Borges Basilides

Jorge Luis Borges — DISCUSSÃO
Excertos da tradução em português de Claudio Fornari
UMA VINDICAÇÃO DO FALSO BASILIDES
Até 1905, eu sabia que as páginas oniscientes (de A a A11) do primeiro volume do Dicionário Enciclopédico hispano-americano de Montaner e Simón, incluíam um breve e alarmante desenho de uma espécie de rei, com afilada cabeça de galo, torso viril com os braços abertos que manejavam um escudo e um látego,e ainda uma cauda enroscada que lhe servia de trono. Até 1906 li esta obscura exposição de Quevedo: Estava o maldito Basilides heresiarca. Estava Nicolas antioquenho, Carpócrates e Cerintho e o infame Ebion. Logo veio Valentino, o que deu por princípio de tudo, o mar e o silêncio. Até 1923, busquei em Genebra não sei que livro heresiológico em alemão, e soube que o aziago desenho representava certo deus mesclado que havia sido horrivelmente venerado pelo próprio Basilides. Soube também que homens desesperados e admiráveis foram os gnósticos, e conheci suas especulações ardentes. Mais adiante pude especular os livros especiais de Mead (na versão alemã: Fragmente eines verschollenen Glaubens, 1902) e de Wolfang Schultz (Dokumente der Gnosis, 1910) e os artigos de Wilhelm Bousset na Enciclopédia Britânica. Hoje me propus a resumir e ilustrar uma de suas cosmogonias: a de Basilides heresiarca, precisamente. Sigo em um todo o informe de Irineu de Lião. Consta-me que muitos o invalidam, porém suspeito que esta desordenada revisão de sonhos defuntos pode admitir também a de um sonho que não sabemos se jamais habitou algum sonhador. A heresia basilidiana, por outro lado, é da mais simples configuração. Nasceu em Alexandria, dizem que aos cem anos da cruz, dizem que entre sírios e gregos. A teologia, então, era uma paixão popular.

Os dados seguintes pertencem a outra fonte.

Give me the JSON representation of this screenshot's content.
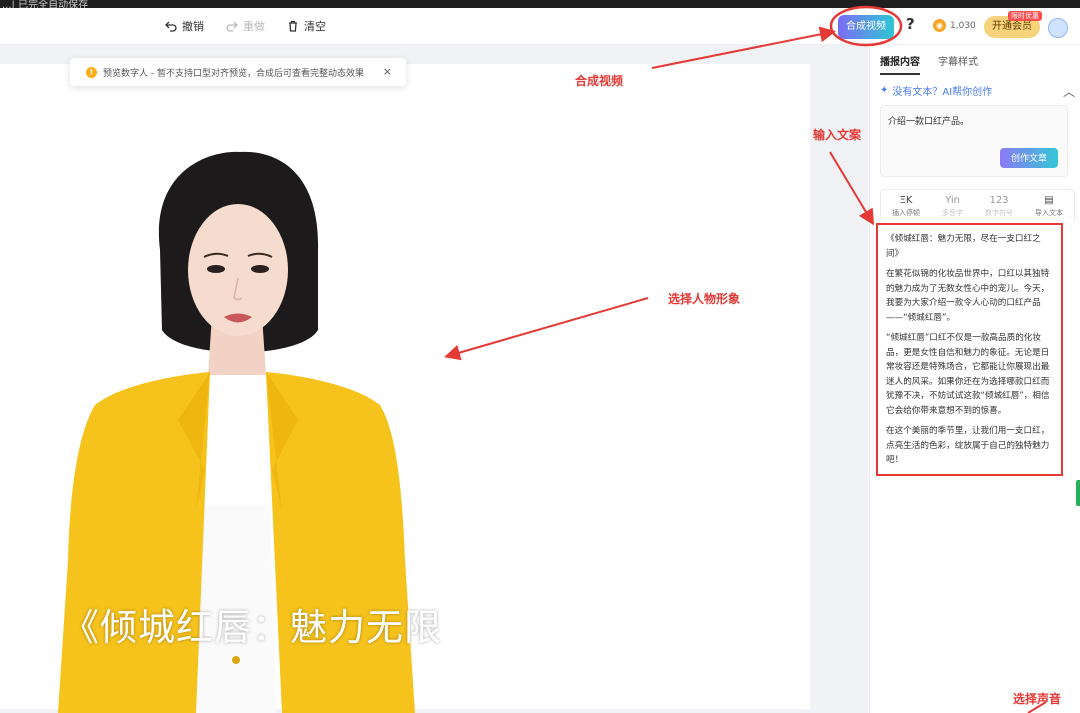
{
  "window": {
    "title": "...| 已完全自动保存"
  },
  "toolbar": {
    "undo": "撤销",
    "redo": "重做",
    "clear": "清空",
    "compose_video": "合成视频",
    "help": "?",
    "coins": "1,030",
    "open_vip": "开通会员",
    "vip_badge": "限时优惠"
  },
  "notice": {
    "text": "预览数字人 - 暂不支持口型对齐预览，合成后可查看完整动态效果",
    "close": "×"
  },
  "canvas": {
    "subtitle": "《倾城红唇：魅力无限"
  },
  "panel": {
    "tabs": [
      {
        "label": "播报内容",
        "active": true
      },
      {
        "label": "字幕样式",
        "active": false
      }
    ],
    "ai_hint": "没有文本？AI帮你创作",
    "prompt": "介绍一款口红产品。",
    "create_button": "创作文章",
    "tools": [
      {
        "label": "插入停顿",
        "icon": "ΞK"
      },
      {
        "label": "多音字",
        "icon": "Yin"
      },
      {
        "label": "数字符号",
        "icon": "123"
      },
      {
        "label": "导入文本",
        "icon": "▤"
      }
    ],
    "script_paragraphs": [
      "《倾城红唇：魅力无限，尽在一支口红之间》",
      "在繁花似锦的化妆品世界中，口红以其独特的魅力成为了无数女性心中的宠儿。今天，我要为大家介绍一款令人心动的口红产品——“倾城红唇”。",
      "“倾城红唇”口红不仅是一款高品质的化妆品，更是女性自信和魅力的象征。无论是日常妆容还是特殊场合，它都能让你展现出最迷人的风采。如果你还在为选择哪款口红而犹豫不决，不妨试试这款“倾城红唇”，相信它会给你带来意想不到的惊喜。",
      "在这个美丽的季节里，让我们用一支口红，点亮生活的色彩，绽放属于自己的独特魅力吧！"
    ]
  },
  "annotations": {
    "compose": "合成视频",
    "input_text": "输入文案",
    "choose_avatar": "选择人物形象",
    "choose_voice": "选择声音"
  },
  "colors": {
    "accent_red": "#e53935",
    "compose_gradient_start": "#7b6cf6",
    "compose_gradient_end": "#2ec7d3",
    "jacket_yellow": "#f6c21c"
  }
}
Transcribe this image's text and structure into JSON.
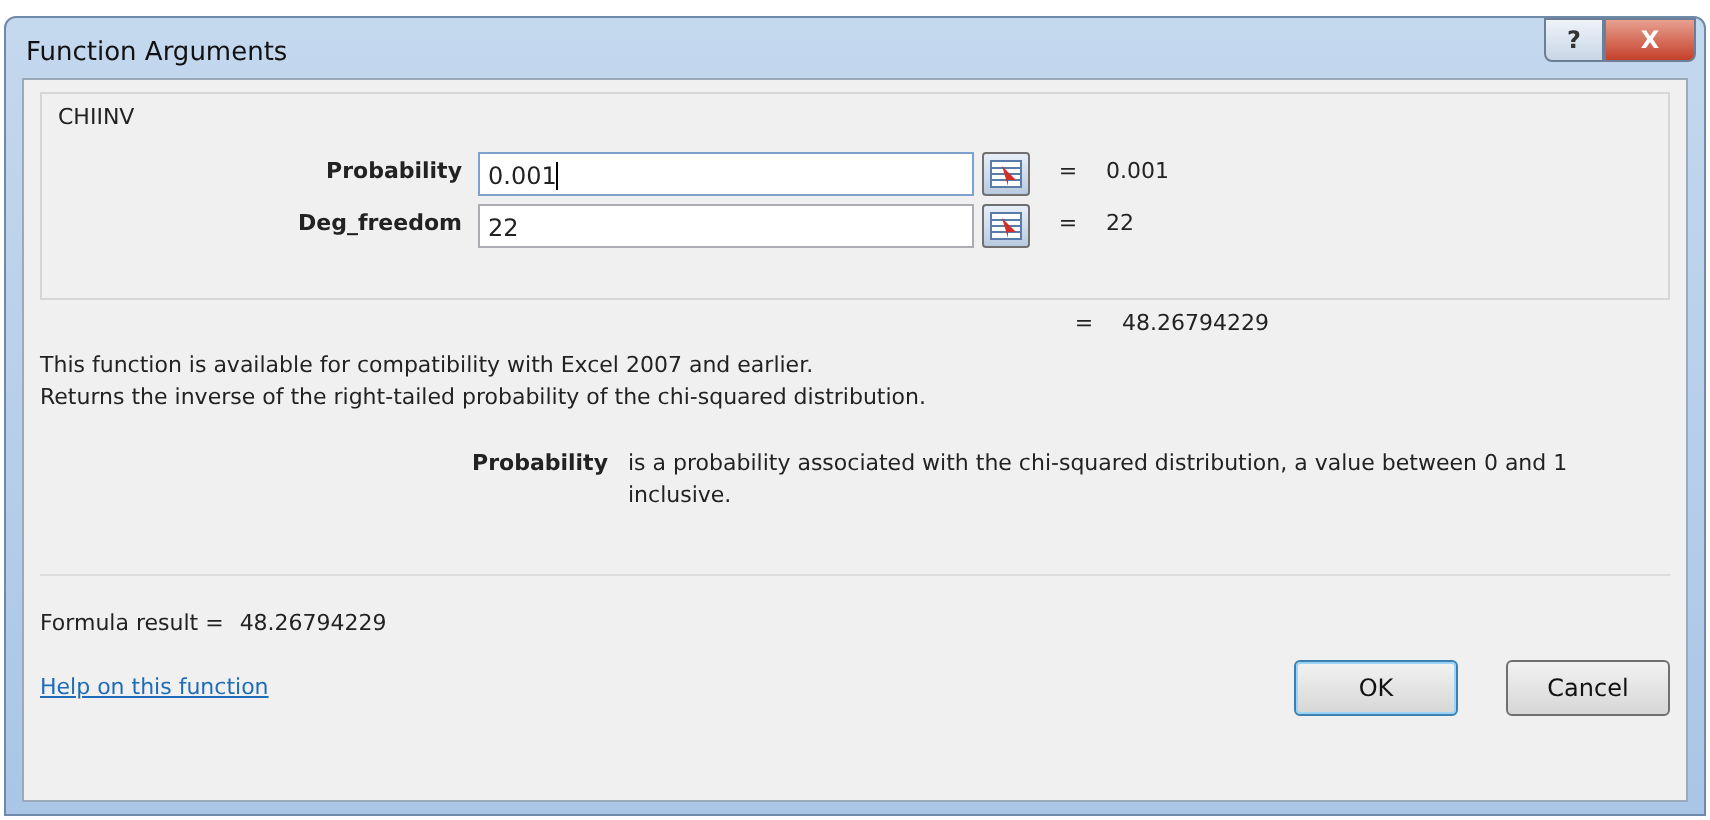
{
  "window": {
    "title": "Function Arguments",
    "title_buttons": [
      {
        "kind": "help",
        "label": "?"
      },
      {
        "kind": "close",
        "label": "X"
      }
    ]
  },
  "function_group": {
    "name": "CHIINV",
    "arguments": [
      {
        "label": "Probability",
        "value": "0.001",
        "focused": true,
        "equals": "=",
        "result": "0.001"
      },
      {
        "label": "Deg_freedom",
        "value": "22",
        "focused": false,
        "equals": "=",
        "result": "22"
      }
    ],
    "equals": "=",
    "result": "48.26794229"
  },
  "description": [
    "This function is available for compatibility with Excel 2007 and earlier.",
    "Returns the inverse of the right-tailed probability of the chi-squared distribution."
  ],
  "argument_help": {
    "label": "Probability",
    "text": "is a probability associated with the chi-squared distribution, a value between 0 and 1 inclusive."
  },
  "formula_result": {
    "label": "Formula result =",
    "value": "48.26794229"
  },
  "help_link": "Help on this function",
  "buttons": [
    {
      "label": "OK",
      "default": true
    },
    {
      "label": "Cancel",
      "default": false
    }
  ]
}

No princípio da cosmogonia de Basilides há um Deus. Esta divindade carece majestosamente de nome, assim como de origem; daí sua aproximada denominação de pater innatus. Seu meio é o pleroma, ou a plenitude, o inconcebível museu dos arquétipos platônicos, das essências intangíveis, dos universais. É um Deus imutável, porém do seu repouso emanaram sete divindades subalternas que, condescendendo em agir, dotaram e presidiram um primeiro céu. Desta primeira coroa demiúrgica procedeu uma segunda, também com anjos, potestades e tronos, e estes fundaram um outro céu mais baixo, que era uma duplicação simétrica do inicial. Este segundo conclave se viu reproduzido em um terceiro, e este em um outro ainda mais inferior, e assim até 365. O senhor do céu do fundo é o da Escritura, e sua fração de divindade tende a zero; Ele e seus anjos fundaram este céu visível, amassaram a terra imaterial que estamos pisando e depois a repartiram entre eles. O razoável esquecimento apagou as fábulas precisas que esta cosmogonia atribuiu à origem do homem, porém o exemplo de outras imaginações coetâneas nos permite salvar essa omissão, ainda que de uma forma vaga e conjetural. No fragmento publicado por Hilgenfeld, a treva e a luz haviam coexistido sempre, ignorando-se, e quando finalmente se viram, a luz apenas olhou e deu as costas, porém a escuridão apaixonada se apoderou de seu reflexo ou lembrança, e esse foi o princípio do homem. No sistema análogo de Satornilo, o céu dá aos anjos trabalhadores uma visão momentânea, e o homem é fabricado à sua imagem, porém se arrasta pelo solo como uma víbora até que o Senhor, apiedado, lhe transmite uma centelha de seu poder. O ponto comum destas narrativas é o que importa: a nossa improvisação, temerária ou culpável, de uma divindade deficiente, com material ingrato.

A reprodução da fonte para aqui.